Edit: Stick this at the top of the file:
--------------------- 8< ---------------------
<!DOCTYPE html>
<html>
<head>
<meta name="viewport" content="width=device-width, initial-scale=1" />
<meta charset="utf-8" />
<title>H. R. 1</title>
<style>
body {
max-width: 40em;
margin: auto;
}
.lbexTocSectionOLC {
display: inline-block;
}
.lbexTocDivisionOLC {
margin-top: 5ex;
}
</style>
</head>--------------------- 8< ---------------------
And add this to the bottom of the file:
--------------------- 8< ---------------------
</html>
--------------------- 8< ---------------------
I'll leave it as an exercise to the reader to write a script to do that. Automatically extracting the bill title should be Fun.
gabrielsroka
<html> and </html> are optional but I didn't try it with this file
https://developer.mozilla.org/en-US/docs/Web/HTML/Reference/...
ppourmand
I made an iOS app a while back that lets you read through/follow bills in congress: https://apps.apple.com/us/app/easy-congress/id1522413054
seems to be broken on the "Big Beautiful Bill" right now though :(, I'm taking a a look to see what's going on
sfennell
I always go to https://www.govtrack.us/ to view this sort of thing. I don't know if it is _good_ but it's a pretty good tool from my point of view
telotortium
The XML/HTML document looks readable enough - no worse than a GNU HTML manual. You can add a stylesheet if you want.

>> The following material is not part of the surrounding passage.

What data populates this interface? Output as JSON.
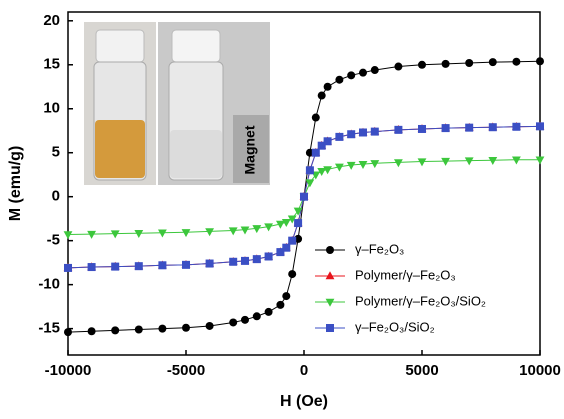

https://www.congress.gov/119/bills/hr1/generated/BILLS-119hr...
acgourley
Some friends just made this: https://www.congressionalrag.com/ - they need help from anyone interested, especially around pulling in more data sources.
pacifika
What about the pdf
I was interested in skimming through the "Big Beautiful Bill" and I found the contents of it on congress.gov[1].
It comes in two formats: One is a text document with with column size restrictions that makes it very hard to read, worse than the text version of an IETF RFC. The second is a machine readable XML document which itself isn't easily read.
Are there any good tools for viewing these? I did find GovTrack.us but it seems to be down so I'm not sure if it solves this problem.